Will ein bißchen damit zocken, Internet surfen und Standard-Office machen. Die Kiste wird nicht spazieren getragen, soll dafür aber möglichst leise sein (da hoffe ich, dass die CPU und die Graka nicht zu warm werden damit der Lüfter nicht zuviel arbeiten muss). 

Servus, da Sepp


----------



## Herbboy (31. Januar 2010)

Hier haste auch ein paar Meinungen zu einem ÄHNLICHEN Modell, bessere Graka, vlt. steht da ja was wegen Lautstärke: Notebooks Acer Aspire 8942G-724G64Bn 

Erfahrungsgemäß, auch weil das so groß ist, wird es bei Office&co kein Problem mit der Kühlung sein, also: leise. Unter Last ist das was anderes, da muss natürlich gekühlt werden... 
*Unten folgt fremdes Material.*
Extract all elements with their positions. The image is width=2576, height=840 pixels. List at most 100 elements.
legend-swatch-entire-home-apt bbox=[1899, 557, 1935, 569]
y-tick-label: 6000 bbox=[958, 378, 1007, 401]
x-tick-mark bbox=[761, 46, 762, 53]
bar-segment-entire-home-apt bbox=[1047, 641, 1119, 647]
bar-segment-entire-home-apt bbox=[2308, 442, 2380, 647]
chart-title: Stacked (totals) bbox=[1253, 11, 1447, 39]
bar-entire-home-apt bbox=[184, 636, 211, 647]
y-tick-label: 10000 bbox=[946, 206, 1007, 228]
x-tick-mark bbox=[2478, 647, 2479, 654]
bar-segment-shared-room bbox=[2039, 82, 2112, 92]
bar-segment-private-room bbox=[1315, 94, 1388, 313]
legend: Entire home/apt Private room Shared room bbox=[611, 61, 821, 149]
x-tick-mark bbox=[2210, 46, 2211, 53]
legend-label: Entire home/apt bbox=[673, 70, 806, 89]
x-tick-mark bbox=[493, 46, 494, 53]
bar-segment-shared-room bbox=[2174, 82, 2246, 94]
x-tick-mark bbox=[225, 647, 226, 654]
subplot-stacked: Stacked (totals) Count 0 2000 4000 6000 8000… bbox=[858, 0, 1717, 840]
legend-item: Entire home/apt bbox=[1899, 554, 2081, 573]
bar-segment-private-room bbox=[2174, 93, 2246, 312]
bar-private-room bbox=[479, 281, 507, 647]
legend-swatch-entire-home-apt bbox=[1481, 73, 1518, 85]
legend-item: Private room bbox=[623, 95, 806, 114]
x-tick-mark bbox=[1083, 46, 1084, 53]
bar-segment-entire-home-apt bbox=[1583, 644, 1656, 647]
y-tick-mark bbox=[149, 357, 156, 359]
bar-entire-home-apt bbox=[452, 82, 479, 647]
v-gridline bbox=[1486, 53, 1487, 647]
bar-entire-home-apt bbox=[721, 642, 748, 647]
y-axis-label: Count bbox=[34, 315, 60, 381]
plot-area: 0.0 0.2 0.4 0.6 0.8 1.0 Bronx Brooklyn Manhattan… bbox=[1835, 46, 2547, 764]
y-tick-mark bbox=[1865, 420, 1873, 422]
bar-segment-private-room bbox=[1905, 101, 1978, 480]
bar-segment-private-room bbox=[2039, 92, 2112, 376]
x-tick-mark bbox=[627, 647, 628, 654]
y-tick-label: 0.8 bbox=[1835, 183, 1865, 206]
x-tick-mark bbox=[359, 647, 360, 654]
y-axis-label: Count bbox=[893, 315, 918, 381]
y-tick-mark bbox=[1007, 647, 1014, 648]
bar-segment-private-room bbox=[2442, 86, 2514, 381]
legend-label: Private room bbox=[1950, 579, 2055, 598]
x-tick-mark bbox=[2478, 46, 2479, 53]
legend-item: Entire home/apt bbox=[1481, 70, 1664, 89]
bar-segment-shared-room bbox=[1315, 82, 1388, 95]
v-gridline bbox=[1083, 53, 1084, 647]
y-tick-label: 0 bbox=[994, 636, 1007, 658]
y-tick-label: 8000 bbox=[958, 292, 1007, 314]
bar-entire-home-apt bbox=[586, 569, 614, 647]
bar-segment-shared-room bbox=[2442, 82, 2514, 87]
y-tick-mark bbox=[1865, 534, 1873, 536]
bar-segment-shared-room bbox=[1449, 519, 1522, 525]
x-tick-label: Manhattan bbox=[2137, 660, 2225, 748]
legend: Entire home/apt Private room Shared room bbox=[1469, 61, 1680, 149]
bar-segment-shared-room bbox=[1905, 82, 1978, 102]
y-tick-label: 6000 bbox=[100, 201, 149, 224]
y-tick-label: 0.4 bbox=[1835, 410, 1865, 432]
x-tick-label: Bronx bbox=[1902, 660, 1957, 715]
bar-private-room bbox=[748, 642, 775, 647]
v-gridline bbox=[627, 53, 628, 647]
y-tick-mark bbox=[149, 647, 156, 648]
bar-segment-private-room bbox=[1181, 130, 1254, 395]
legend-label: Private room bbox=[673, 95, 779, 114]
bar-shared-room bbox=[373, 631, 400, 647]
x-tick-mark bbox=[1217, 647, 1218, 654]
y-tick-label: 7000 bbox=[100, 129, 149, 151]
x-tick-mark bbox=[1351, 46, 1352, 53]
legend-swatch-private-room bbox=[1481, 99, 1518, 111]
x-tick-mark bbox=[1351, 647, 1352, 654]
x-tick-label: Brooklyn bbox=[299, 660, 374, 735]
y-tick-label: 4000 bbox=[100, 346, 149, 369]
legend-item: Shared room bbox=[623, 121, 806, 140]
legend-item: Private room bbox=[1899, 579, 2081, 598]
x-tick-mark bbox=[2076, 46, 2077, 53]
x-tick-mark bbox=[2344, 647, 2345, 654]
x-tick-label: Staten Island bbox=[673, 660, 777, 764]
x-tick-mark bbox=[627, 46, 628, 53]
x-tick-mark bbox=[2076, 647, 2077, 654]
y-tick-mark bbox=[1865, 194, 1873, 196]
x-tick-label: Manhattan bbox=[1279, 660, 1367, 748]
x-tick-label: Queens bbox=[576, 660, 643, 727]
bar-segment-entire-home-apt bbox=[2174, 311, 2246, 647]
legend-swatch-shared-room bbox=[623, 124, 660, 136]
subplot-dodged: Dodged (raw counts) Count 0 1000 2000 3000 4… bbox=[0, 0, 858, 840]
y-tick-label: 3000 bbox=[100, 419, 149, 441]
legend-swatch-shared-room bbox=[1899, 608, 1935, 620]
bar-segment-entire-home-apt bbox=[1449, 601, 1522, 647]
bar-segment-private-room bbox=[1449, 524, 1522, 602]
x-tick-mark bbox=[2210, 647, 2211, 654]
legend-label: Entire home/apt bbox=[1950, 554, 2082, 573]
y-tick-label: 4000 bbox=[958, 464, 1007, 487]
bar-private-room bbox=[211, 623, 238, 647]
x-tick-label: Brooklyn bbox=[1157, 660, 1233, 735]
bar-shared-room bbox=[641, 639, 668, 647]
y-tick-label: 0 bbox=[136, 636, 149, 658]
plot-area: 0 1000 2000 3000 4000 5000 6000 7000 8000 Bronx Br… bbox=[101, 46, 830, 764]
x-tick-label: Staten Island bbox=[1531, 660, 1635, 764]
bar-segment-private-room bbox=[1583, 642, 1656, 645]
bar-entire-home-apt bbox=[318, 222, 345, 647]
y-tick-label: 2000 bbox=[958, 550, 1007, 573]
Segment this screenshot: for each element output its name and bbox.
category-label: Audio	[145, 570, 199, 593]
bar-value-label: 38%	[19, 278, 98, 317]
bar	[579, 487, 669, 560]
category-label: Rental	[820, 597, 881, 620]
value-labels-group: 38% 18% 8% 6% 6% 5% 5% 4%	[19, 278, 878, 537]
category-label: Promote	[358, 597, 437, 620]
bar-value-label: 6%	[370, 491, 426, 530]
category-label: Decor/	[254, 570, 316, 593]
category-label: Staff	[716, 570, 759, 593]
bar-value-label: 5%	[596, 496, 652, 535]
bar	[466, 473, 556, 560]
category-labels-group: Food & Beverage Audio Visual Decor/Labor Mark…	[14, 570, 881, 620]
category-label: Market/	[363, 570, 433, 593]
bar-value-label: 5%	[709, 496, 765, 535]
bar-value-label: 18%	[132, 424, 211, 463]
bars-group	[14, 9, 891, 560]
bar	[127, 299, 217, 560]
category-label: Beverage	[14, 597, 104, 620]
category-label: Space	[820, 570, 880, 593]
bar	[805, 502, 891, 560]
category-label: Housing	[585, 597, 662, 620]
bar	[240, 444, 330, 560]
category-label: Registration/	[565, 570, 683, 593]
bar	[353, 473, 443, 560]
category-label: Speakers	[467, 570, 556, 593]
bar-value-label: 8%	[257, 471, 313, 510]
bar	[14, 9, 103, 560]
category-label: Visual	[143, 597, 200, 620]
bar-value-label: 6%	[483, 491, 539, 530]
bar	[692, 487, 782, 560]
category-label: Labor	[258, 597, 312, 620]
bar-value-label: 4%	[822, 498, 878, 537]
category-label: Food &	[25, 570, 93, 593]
Hier wären benchmarks, aber mit nem i7 720, also ner besseren CPU: Notebookcheck: ATI Mobility Radeon HD 5650

Was Dir hoffentlich klar ist: ein PC für ca. 500€ wäre sogar besser. AM3 Board+gute AM3-Dualcore CPU ca. 150€, 4GB RAM 80€, 640GB HDD 60€, gehäuse+Netzteil 80€, Graka 80€ - so einer wäre schon ein gutes Stück besser.


----------



## alpensepp (1. Februar 2010)

Danke, ich will ein Notebook für's Wohnzimmer, das ich nach Gebrauch wieder in den Schrank stellen kann.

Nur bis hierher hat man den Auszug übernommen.